À primeira vista, parece justo: se alguém deve e não paga, o credor tem o direito de recorrer à Justiça. Mas o que parecia simples, direto e amparado pela lei vem ganhando reviravoltas inesperadas em decisões judiciais recentes — e isso está deixando muita gente de queixo caído, principalmente os bancos e financiadoras.
Muitos brasileiros que tentam reaver valores devidos por inadimplentes estão enfrentando um novo obstáculo: a exigência de esgotar todas as tentativas possíveis de localizar o devedor antes de executar medidas mais duras, como penhora ou leilão de imóveis.
O problema é que, para o Judiciário, não basta fazer o mínimo. E, como mostrou um recente caso em Goiás, quem tenta cortar caminho está sendo duramente bloqueado — mesmo com tudo documentado.

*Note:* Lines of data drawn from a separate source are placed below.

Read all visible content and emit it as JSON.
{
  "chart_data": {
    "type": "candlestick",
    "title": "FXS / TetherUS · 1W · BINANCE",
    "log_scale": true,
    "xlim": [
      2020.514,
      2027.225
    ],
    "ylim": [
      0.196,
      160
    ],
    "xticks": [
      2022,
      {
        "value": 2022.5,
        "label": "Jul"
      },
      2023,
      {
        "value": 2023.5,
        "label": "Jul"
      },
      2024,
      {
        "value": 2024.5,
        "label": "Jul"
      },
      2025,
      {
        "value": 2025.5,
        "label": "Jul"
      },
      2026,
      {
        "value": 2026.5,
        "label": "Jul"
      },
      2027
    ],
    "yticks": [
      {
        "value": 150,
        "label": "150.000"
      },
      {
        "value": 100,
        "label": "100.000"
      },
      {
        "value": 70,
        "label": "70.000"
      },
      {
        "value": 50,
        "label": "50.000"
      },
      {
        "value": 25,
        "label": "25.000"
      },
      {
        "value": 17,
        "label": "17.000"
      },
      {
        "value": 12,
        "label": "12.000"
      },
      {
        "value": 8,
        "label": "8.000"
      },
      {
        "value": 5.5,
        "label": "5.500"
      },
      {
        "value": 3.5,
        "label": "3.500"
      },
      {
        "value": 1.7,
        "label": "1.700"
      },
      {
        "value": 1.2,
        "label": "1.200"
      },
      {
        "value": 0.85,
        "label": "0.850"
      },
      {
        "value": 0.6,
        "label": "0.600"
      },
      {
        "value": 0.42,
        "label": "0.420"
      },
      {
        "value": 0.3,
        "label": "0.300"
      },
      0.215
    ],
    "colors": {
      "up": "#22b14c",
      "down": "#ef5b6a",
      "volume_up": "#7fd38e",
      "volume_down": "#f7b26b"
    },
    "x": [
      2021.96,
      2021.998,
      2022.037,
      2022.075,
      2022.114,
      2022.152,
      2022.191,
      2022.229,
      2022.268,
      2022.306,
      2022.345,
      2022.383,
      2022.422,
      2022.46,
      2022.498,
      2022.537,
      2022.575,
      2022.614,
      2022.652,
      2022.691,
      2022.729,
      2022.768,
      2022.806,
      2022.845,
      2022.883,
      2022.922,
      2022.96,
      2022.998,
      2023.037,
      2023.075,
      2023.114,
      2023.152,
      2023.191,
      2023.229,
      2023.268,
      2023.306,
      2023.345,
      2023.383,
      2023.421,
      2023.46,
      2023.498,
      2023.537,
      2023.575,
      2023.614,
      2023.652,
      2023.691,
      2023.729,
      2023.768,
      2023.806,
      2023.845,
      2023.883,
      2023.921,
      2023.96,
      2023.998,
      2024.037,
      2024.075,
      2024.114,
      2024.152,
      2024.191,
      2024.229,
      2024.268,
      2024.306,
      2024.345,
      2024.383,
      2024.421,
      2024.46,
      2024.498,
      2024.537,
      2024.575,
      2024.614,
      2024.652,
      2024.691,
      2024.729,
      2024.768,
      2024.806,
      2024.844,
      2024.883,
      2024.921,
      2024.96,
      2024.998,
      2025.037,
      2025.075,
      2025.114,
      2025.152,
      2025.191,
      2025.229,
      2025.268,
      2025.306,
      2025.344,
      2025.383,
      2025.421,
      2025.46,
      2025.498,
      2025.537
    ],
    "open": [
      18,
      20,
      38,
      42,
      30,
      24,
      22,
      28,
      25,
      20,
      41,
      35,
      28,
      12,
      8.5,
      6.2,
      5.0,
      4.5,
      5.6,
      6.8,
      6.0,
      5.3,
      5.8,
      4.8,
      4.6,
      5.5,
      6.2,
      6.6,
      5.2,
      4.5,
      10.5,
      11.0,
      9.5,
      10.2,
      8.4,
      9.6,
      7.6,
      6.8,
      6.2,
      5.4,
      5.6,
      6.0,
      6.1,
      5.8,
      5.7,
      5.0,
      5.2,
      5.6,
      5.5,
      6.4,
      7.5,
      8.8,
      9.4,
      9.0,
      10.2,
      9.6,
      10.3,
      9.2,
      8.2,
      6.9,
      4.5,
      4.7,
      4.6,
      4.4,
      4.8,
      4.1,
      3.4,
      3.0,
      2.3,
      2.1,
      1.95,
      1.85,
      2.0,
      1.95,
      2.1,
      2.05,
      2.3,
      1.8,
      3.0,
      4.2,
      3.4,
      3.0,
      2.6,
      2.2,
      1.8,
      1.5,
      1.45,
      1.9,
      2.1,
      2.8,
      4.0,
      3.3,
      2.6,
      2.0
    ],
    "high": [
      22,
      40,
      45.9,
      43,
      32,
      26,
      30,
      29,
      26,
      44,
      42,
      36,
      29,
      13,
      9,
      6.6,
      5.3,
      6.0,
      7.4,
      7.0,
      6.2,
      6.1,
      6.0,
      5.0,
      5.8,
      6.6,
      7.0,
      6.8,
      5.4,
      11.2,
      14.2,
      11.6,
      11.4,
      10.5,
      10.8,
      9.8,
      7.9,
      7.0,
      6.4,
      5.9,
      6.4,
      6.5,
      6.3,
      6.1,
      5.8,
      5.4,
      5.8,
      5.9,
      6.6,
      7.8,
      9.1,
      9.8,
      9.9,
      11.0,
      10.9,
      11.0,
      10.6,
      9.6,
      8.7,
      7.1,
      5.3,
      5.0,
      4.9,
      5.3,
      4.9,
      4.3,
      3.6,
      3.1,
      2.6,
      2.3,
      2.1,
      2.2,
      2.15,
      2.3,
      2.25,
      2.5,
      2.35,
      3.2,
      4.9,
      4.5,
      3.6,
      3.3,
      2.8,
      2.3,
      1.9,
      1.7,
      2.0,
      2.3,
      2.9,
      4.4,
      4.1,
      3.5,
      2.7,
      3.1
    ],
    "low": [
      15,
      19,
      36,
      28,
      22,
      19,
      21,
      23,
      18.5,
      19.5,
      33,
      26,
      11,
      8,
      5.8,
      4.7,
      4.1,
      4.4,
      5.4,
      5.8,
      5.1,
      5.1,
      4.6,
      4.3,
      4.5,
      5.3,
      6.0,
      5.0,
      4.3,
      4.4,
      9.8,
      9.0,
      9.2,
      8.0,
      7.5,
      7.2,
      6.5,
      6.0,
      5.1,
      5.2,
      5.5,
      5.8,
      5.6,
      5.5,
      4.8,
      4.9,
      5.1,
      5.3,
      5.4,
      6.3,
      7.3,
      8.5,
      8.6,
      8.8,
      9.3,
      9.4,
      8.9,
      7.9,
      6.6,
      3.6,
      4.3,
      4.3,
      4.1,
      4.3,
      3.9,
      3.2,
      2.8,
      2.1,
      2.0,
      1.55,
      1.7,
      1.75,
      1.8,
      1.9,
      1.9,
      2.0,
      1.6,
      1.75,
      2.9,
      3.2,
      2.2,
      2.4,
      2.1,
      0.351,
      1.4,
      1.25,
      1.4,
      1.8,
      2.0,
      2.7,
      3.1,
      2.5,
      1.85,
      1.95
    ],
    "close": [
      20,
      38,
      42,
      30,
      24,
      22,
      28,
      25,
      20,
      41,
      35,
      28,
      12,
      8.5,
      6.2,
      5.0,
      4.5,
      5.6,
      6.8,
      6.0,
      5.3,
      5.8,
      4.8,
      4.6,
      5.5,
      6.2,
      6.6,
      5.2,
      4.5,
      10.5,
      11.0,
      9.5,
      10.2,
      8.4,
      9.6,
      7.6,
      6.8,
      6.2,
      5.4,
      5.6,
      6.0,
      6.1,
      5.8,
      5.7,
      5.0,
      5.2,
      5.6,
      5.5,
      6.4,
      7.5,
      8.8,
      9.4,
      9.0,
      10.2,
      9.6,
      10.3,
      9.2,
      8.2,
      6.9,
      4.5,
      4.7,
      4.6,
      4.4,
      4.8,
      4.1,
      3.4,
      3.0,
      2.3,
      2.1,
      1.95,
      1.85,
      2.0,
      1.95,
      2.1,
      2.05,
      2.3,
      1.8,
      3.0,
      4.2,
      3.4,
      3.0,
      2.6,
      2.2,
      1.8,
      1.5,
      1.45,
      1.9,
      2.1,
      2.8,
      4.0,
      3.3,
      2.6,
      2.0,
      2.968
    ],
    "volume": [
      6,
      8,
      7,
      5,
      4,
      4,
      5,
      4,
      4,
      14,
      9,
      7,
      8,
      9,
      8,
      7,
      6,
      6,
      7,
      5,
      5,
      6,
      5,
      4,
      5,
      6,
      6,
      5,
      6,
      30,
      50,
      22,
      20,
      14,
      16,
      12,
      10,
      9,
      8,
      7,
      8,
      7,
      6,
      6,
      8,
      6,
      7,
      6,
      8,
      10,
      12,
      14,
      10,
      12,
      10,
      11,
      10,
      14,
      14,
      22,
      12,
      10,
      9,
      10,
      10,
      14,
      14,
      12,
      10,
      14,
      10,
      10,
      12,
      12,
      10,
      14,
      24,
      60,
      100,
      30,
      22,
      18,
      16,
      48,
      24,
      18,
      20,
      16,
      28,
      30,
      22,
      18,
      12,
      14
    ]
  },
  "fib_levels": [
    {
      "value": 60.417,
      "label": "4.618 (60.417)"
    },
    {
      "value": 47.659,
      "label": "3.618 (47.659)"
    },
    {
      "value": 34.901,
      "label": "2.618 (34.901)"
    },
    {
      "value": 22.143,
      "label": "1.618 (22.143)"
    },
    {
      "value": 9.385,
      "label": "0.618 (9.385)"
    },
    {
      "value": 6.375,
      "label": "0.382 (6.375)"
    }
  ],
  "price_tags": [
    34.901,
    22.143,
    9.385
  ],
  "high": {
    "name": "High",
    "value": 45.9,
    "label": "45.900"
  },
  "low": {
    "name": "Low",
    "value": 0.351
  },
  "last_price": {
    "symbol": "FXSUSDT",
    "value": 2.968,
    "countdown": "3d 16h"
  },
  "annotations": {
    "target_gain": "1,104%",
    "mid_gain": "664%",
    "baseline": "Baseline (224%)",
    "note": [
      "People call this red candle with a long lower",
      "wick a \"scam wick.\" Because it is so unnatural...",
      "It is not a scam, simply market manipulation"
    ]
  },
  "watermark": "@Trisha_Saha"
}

Mas a questão vai muito além de um simples processo. Ela escancara a diferença entre agir “dentro da lei” e seguir todos os princípios constitucionais, como o direito à ampla defesa. E isso pode mudar completamente a forma como execuções de dívidas ocorrem no país daqui para frente.

Três visitas não bastam, diz juiz — mesmo com imóvel em leilão
O episódio que acendeu esse debate aconteceu em Anápolis (GO), onde o Tribunal de Justiça do Estado de Goiás suspendeu o leilão de um imóvel avaliado em R$ 1,46 milhão.
A razão? O banco credor não teria cumprido todos os passos exigidos para tentar localizar a devedora antes de lançar mão da intimação por edital — um instrumento considerado extremo no processo civil brasileiro.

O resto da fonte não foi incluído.